En dépit d’une violence distillée, ton travail est émouvant, poétique…
« Je fais de la poésie visuelle. J’utilise les éléments en changeant sans cesse leur signification, leur signifiant, en renouvelant leur lecture au long du spectacle. Par exemple, le carré bleu en fond de scène est à la fois le ciel – que je tente d’attraper en déchirant un fragment, et plus tard une simple boule de papier que je transforme en installation en y ajoutant les plumes du vautour. Ou encore, le cylindre d’eau que je teins avec mes lèvres couvertes de peinture bleue devient un monolithe, et un motif qui répond au ciel, une profondeur chromatique supplémentaire. Le contenant prend alors forme avec la couleur.

Not Waterproof semble comme suspendu autant dans le temps que dans l’espace. Qu’est-ce qui en fait la fin?
Not Waterproof se finit sur le plateau laissé dans la lumière conçue par Jean Jauvin. La salle ne se rallume pas, le public s’en va dans la pénombre: nous avons voulu laisser le spectacle déborder dans des points de suspension vers l’extérieur.

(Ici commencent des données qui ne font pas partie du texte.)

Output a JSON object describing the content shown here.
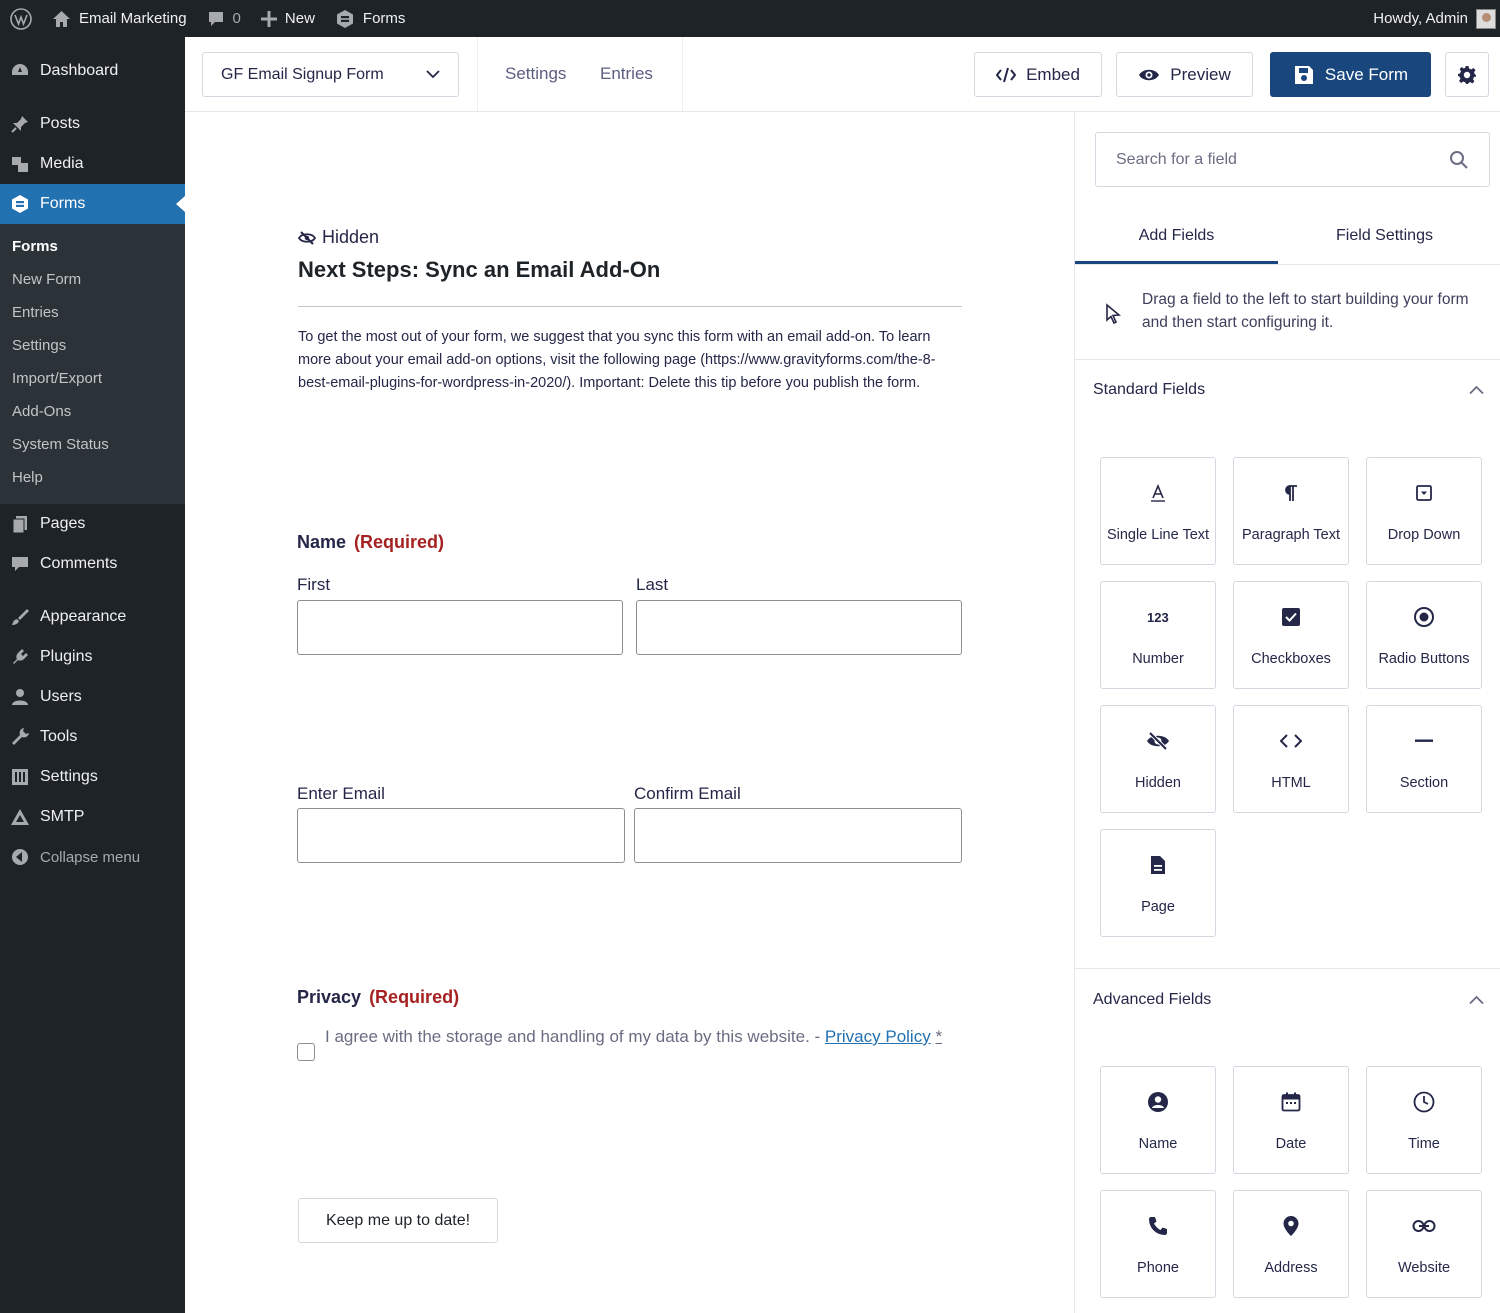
{
  "adminbar": {
    "site_name": "Email Marketing",
    "comments_count": "0",
    "new_label": "New",
    "forms_label": "Forms",
    "howdy": "Howdy, Admin"
  },
  "sidebar": {
    "dashboard": "Dashboard",
    "posts": "Posts",
    "media": "Media",
    "forms": "Forms",
    "submenu": [
      "Forms",
      "New Form",
      "Entries",
      "Settings",
      "Import/Export",
      "Add-Ons",
      "System Status",
      "Help"
    ],
    "pages": "Pages",
    "comments": "Comments",
    "appearance": "Appearance",
    "plugins": "Plugins",
    "users": "Users",
    "tools": "Tools",
    "settings": "Settings",
    "smtp": "SMTP",
    "collapse": "Collapse menu"
  },
  "toolbar": {
    "form_name": "GF Email Signup Form",
    "settings": "Settings",
    "entries": "Entries",
    "embed": "Embed",
    "preview": "Preview",
    "save": "Save Form"
  },
  "canvas": {
    "hidden_tag": "Hidden",
    "section_title": "Next Steps: Sync an Email Add-On",
    "section_desc": "To get the most out of your form, we suggest that you sync this form with an email add-on. To learn more about your email add-on options, visit the following page (https://www.gravityforms.com/the-8-best-email-plugins-for-wordpress-in-2020/). Important: Delete this tip before you publish the form.",
    "name_label": "Name",
    "required": "(Required)",
    "first": "First",
    "last": "Last",
    "enter_email": "Enter Email",
    "confirm_email": "Confirm Email",
    "privacy_label": "Privacy",
    "consent_text": "I agree with the storage and handling of my data by this website. - ",
    "privacy_link": "Privacy Policy",
    "asterisk": "*",
    "submit": "Keep me up to date!"
  },
  "panel": {
    "search_placeholder": "Search for a field",
    "tab_add": "Add Fields",
    "tab_settings": "Field Settings",
    "drag_tip": "Drag a field to the left to start building your form and then start configuring it.",
    "standard_title": "Standard Fields",
    "standard_fields": [
      "Single Line Text",
      "Paragraph Text",
      "Drop Down",
      "Number",
      "Checkboxes",
      "Radio Buttons",
      "Hidden",
      "HTML",
      "Section",
      "Page"
    ],
    "advanced_title": "Advanced Fields",
    "advanced_fields": [
      "Name",
      "Date",
      "Time",
      "Phone",
      "Address",
      "Website"
    ]
  },
  "colors": {
    "admin_dark": "#1d2327",
    "submenu_bg": "#2c3338",
    "wp_blue": "#2271b1",
    "primary_button": "#19477d",
    "required_red": "#a62121"
  }
}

Tu as écrit dans ton carnet de travail, et cela a été repris dans le programme, « L’abstraction de Not Waterproof est une invitation faite au public à être créatif. » Que penses-tu de la réception qu’Avignon t’a accordée?
« J’avais été prévenue que le public du festival était très difficile. J’ai ressenti qu’une partie de mon public était déstabilisé, comme s’il fallait absolument répondre à la question « C’est quoi? ». Mais tout s’est très bien passé. Une part de mon travail consiste à laisser le sens ouvert, et le rythme de Not Waterproof, avec la répétition de motifs récurrents, est une invitation à la rêverie. Ici, tout a été très convivial, une très belle aventure. »

Emma Reel

A vos tablettes: Rouge, autre spectacle de Julie Andrée T. présenté à Avignon que la CultEnews n’a pas pu voir, sera présenté au Théâtre de la Bastille, Paris, du 5 au 10 mai 2011.